Moroccan Mint / by George Bajalia

Tangier, Morocco

8/7-8/11/10

Reflections

 

            One thing about the mint tea (atay b’naana) here; the steaming mint flavor is wonderfully addictive, but it’s consistency is basically that of a syrup. I don’t doubt it- the amount of sheer sucrose that goes into one of these teas would rot the teeth of an ogre. Not that it’s any different than a couple of Cokes or Gatorades, but seeing it concentrated into a single (albeit pretty big) glass of tea somehow puts it into perspective. The people here, myself included, seem to love them though. After 60 or 70 years though, a couple of them have learned a few tricks they were inclined to pass along to me. Café Tingis, where I often set up camp, seems to be the meeting place for many of these older gents from the Medina and Kasbah.

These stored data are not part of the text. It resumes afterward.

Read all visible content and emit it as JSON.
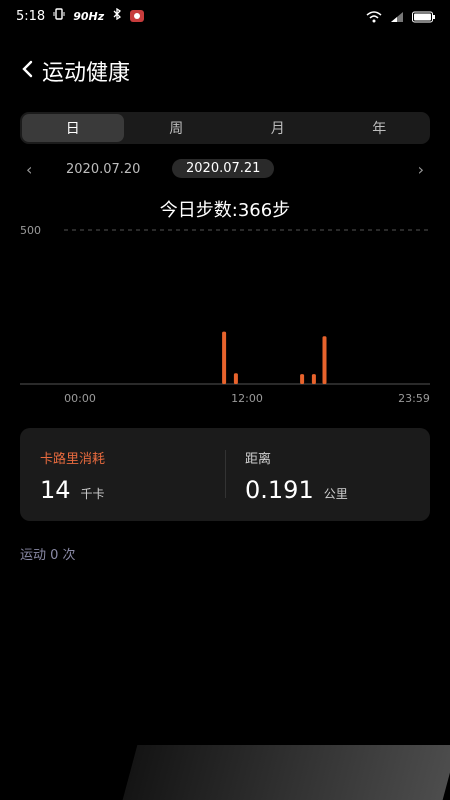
{
  "status": {
    "time": "5:18",
    "refresh_rate": "90Hz",
    "icons": [
      "vibrate-icon",
      "bluetooth-icon",
      "camera-icon",
      "wifi-icon",
      "signal-icon",
      "battery-icon"
    ]
  },
  "header": {
    "title": "运动健康"
  },
  "tabs": [
    {
      "label": "日",
      "active": true
    },
    {
      "label": "周",
      "active": false
    },
    {
      "label": "月",
      "active": false
    },
    {
      "label": "年",
      "active": false
    }
  ],
  "date_nav": {
    "prev_date": "2020.07.20",
    "current_date": "2020.07.21"
  },
  "summary": {
    "steps_text": "今日步数:366步"
  },
  "chart_data": {
    "type": "bar",
    "y_max_label": "500",
    "x_tick_labels": [
      "00:00",
      "12:00",
      "23:59"
    ],
    "bars": [
      {
        "time": "10:10",
        "value": 170
      },
      {
        "time": "11:00",
        "value": 35
      },
      {
        "time": "15:40",
        "value": 32
      },
      {
        "time": "16:30",
        "value": 32
      },
      {
        "time": "17:15",
        "value": 155
      }
    ],
    "color": "#e8632c",
    "grid": "top-dashed-line"
  },
  "metrics": {
    "calories": {
      "label": "卡路里消耗",
      "value": "14",
      "unit": "千卡"
    },
    "distance": {
      "label": "距离",
      "value": "0.191",
      "unit": "公里"
    }
  },
  "exercise_count": "运动 0 次",
  "colors": {
    "accent": "#e8632c",
    "card_bg": "#1b1b1b",
    "background": "#000000"
  }
}
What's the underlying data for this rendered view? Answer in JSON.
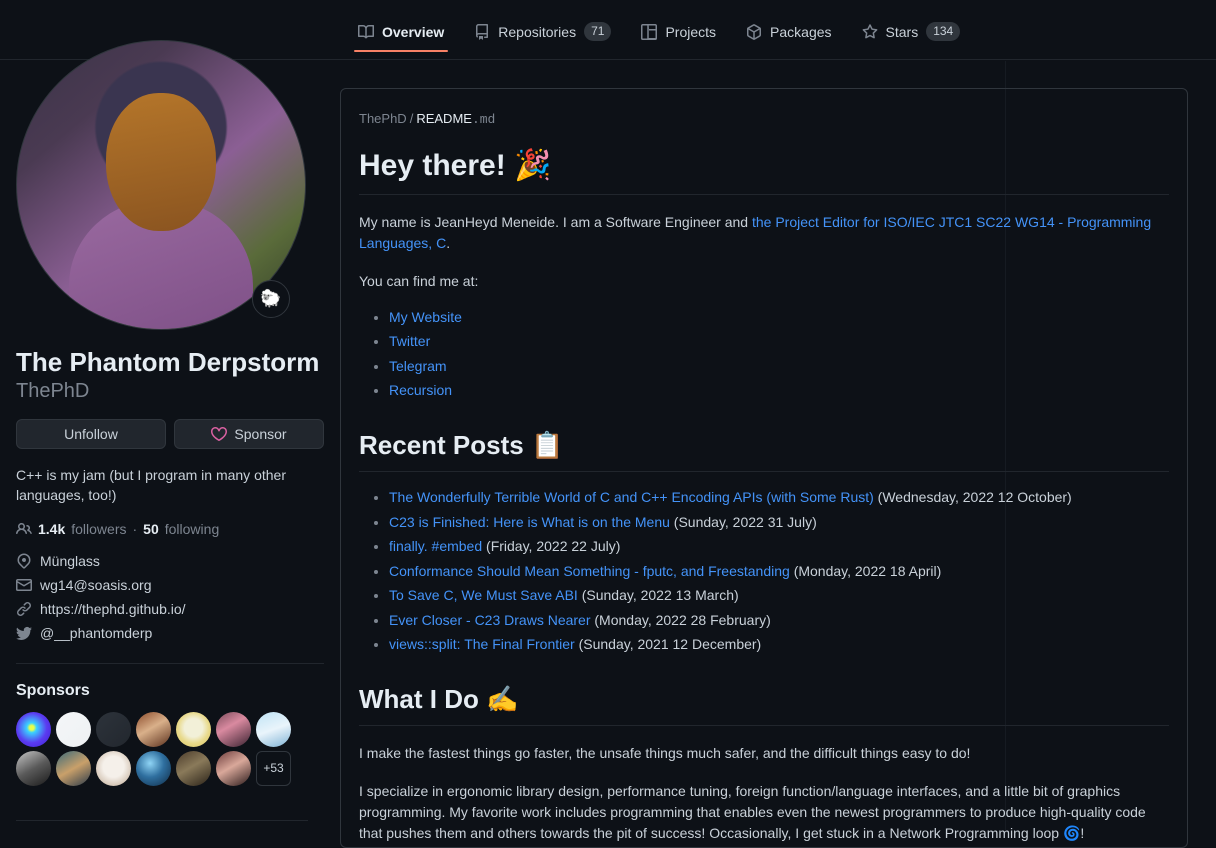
{
  "nav": {
    "items": [
      {
        "label": "Overview",
        "icon": "book-icon",
        "count": null,
        "active": true
      },
      {
        "label": "Repositories",
        "icon": "repo-icon",
        "count": "71",
        "active": false
      },
      {
        "label": "Projects",
        "icon": "project-icon",
        "count": null,
        "active": false
      },
      {
        "label": "Packages",
        "icon": "package-icon",
        "count": null,
        "active": false
      },
      {
        "label": "Stars",
        "icon": "star-icon",
        "count": "134",
        "active": false
      }
    ]
  },
  "profile": {
    "status_emoji": "🐑",
    "fullname": "The Phantom Derpstorm",
    "username": "ThePhD",
    "follow_button": "Unfollow",
    "sponsor_button": "Sponsor",
    "bio": "C++ is my jam (but I program in many other languages, too!)",
    "followers_count": "1.4k",
    "followers_label": "followers",
    "separator": "·",
    "following_count": "50",
    "following_label": "following",
    "meta": [
      {
        "icon": "location-icon",
        "text": "Münglass"
      },
      {
        "icon": "mail-icon",
        "text": "wg14@soasis.org"
      },
      {
        "icon": "link-icon",
        "text": "https://thephd.github.io/"
      },
      {
        "icon": "twitter-icon",
        "text": "@__phantomderp"
      }
    ],
    "sponsors_title": "Sponsors",
    "sponsors_more": "+53",
    "sponsor_avatars": [
      "radial-gradient(circle at 45% 45%, #e8ff4a 0 8%, #3ad1ff 18%, #5b3bf0 55%, #3a1fd0 100%)",
      "linear-gradient(135deg, #f4f6f8 0%, #eef1f3 100%)",
      "linear-gradient(135deg, #2d333b 0%, #22272e 100%)",
      "linear-gradient(150deg, #8a4a2a 0%, #d9b08a 45%, #5a2f1c 100%)",
      "radial-gradient(circle at 50% 45%, #f2f0d8 0 35%, #e8d98a 60%, #d9c45e 100%)",
      "linear-gradient(150deg, #7a4b5a 0%, #d98aa0 40%, #3a2230 100%)",
      "linear-gradient(160deg, #bfe3f5 0%, #e9f4fb 50%, #7fb3d5 100%)",
      "linear-gradient(150deg, #c9c9c9 0%, #5a5a5a 50%, #1a1a1a 100%)",
      "linear-gradient(150deg, #3a6a7a 0%, #c9a06a 50%, #2a3a4a 100%)",
      "radial-gradient(circle at 50% 45%, #f5f0ea 0 40%, #d8cabb 70%, #a89888 100%)",
      "radial-gradient(circle at 40% 35%, #8fd4f5 0%, #2f6f9f 45%, #0f2a44 100%)",
      "linear-gradient(150deg, #4a3a2a 0%, #8a7a5a 45%, #2a2218 100%)",
      "linear-gradient(150deg, #6a3a3a 0%, #d9a89a 45%, #2a1a1a 100%)"
    ]
  },
  "readme": {
    "breadcrumb_repo": "ThePhD",
    "breadcrumb_sep": "/",
    "breadcrumb_file": "README",
    "breadcrumb_ext": ".md",
    "heading1": "Hey there!",
    "heading1_emoji": "🎉",
    "intro_prefix": "My name is JeanHeyd Meneide. I am a Software Engineer and ",
    "intro_link": "the Project Editor for ISO/IEC JTC1 SC22 WG14 - Programming Languages, C",
    "intro_suffix": ".",
    "find_me": "You can find me at:",
    "links": [
      "My Website",
      "Twitter",
      "Telegram",
      "Recursion"
    ],
    "heading2": "Recent Posts",
    "heading2_emoji": "📋",
    "posts": [
      {
        "title": "The Wonderfully Terrible World of C and C++ Encoding APIs (with Some Rust)",
        "date": "(Wednesday, 2022 12 October)"
      },
      {
        "title": "C23 is Finished: Here is What is on the Menu",
        "date": "(Sunday, 2022 31 July)"
      },
      {
        "title": "finally. #embed",
        "date": "(Friday, 2022 22 July)"
      },
      {
        "title": "Conformance Should Mean Something - fputc, and Freestanding",
        "date": "(Monday, 2022 18 April)"
      },
      {
        "title": "To Save C, We Must Save ABI",
        "date": "(Sunday, 2022 13 March)"
      },
      {
        "title": "Ever Closer - C23 Draws Nearer",
        "date": "(Monday, 2022 28 February)"
      },
      {
        "title": "views::split: The Final Frontier",
        "date": "(Sunday, 2021 12 December)"
      }
    ],
    "heading3": "What I Do",
    "heading3_emoji": "✍️",
    "para1": "I make the fastest things go faster, the unsafe things much safer, and the difficult things easy to do!",
    "para2": "I specialize in ergonomic library design, performance tuning, foreign function/language interfaces, and a little bit of graphics programming. My favorite work includes programming that enables even the newest programmers to produce high-quality code that pushes them and others towards the pit of success! Occasionally, I get stuck in a Network Programming loop 🌀!"
  }
}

            Café Tingis is located right in the Petit Socco (aka Zocco Chico or Suq Dkhal) and is one of the Tangier haunts where Tennessee Williams wrote the first draft of Cat on a Hot Tin Roof. The café next door, Café Central, has been rehabilitated into an extravagant tourist café, but it was the haunt of William Burroughs during his days here. Matisse spent many of his nights café hopping here, and Paul Bowles certainly made it a habit of spending time here (nearly 60 years). In short, there’s something special about the tea in the Petit Socco. Needless to say, the cafés in here vary between catering to tourists and catering to Tanjawi men over the age of 60 (prices vary accordingly). Tingis, honestly my favorite spot in Tangier for people watching, also happens to be the meeting places for many of the survivors from the eras that characterized Tangier throughout the 1930-60’s. One of these people is Pipo, a film actor. Pipo, still vibrant in his 80s, has lived in Tangier all his life and has in some way been in virtually every movie that was filmed in Tangier. He has photos spanning this whole time, but a recent one shows him with Matt Damon on set a few years ago. I met Pipo at a gallery opening that I stumbled upon, where I overheard him and several others speaking about the film community in Morocco and politely introduced myself as an American student studying performance in Tangier.

            Two days later I was at Café Tingis doing some reading when I heard a man tap the rail with his cane and say, “Too much reading isn’t good for the brain, you know”. I looked up, slightly surprised and curious if I was the reader in question, to see my friend Pipo laughing his way up the steps to sit with me. Pipo ordered mint teas for us, and in that moment I had a revelation about mint tea in Tangier. Pipo had just ordered the tea with sugar on the side, not boiled into it. I don’t know how this never occurred to me, but that moment I knew my teeth were saved. Of course, it’s a perfectly logical thing. These men wouldn’t still be here drinking atay b’naana if every tea they drank was steeped in sugar. Once our teas arrived, with sugar on the side, we each added an appropriately flavorful amount of sugar but without overdoing it. Now, another thing about mint tea- bees love it. There are always bees sapping out the juice of teas long unattended. Sometimes, though, they move in for the teas still being attended. Maybe it’s just me, but I usually react pretty harshly to bees. I’ll swing my arms wildly to intimidate them, or swat at them so that they know not to bother me. I’ve tried to call it down a bit here at the cafes, but I’m usually still visibly wary of them.

            A bee landed inside Pipo’s tea, but he didn’t seem worried. I thought perhaps he didn’t notice, and I made a move to brush it away. Just as I did though, I saw that he was quietly reaching his hand into the tea to let the bee slowly climb onto his fingers. He lifted the bee out and placed it on the table. I was caught quite off guard. This was not an attitude that I expected. After decades of sitting at this café, it appears Pipo had learned quite a few things that I missed in my rush to shoo away a prospective pest. Well, first of all, he learned that you could order tea without sugar. I think it would go great with a dash of honey, actually, but my culinary advice is probably a topic for another blog- or at least another post. Patience and caring in dealing with the bees allowed him to handle the situation in a peaceful and productive manner, as opposed to my ungainly swats. He also learned something that I didn’t quite understand yesterday. In my awe of Pipo’s bee-handling skills, I’ve been watching the bees quite closely as they swoop in to the tea. Yesterday, it occurred to me. These bees, though they look quite intimidating, have no stingers. They aren’t dangerous at all. They are perfectly peaceful creatures simply looking to do their jobs. I guess it just takes a while to notice that.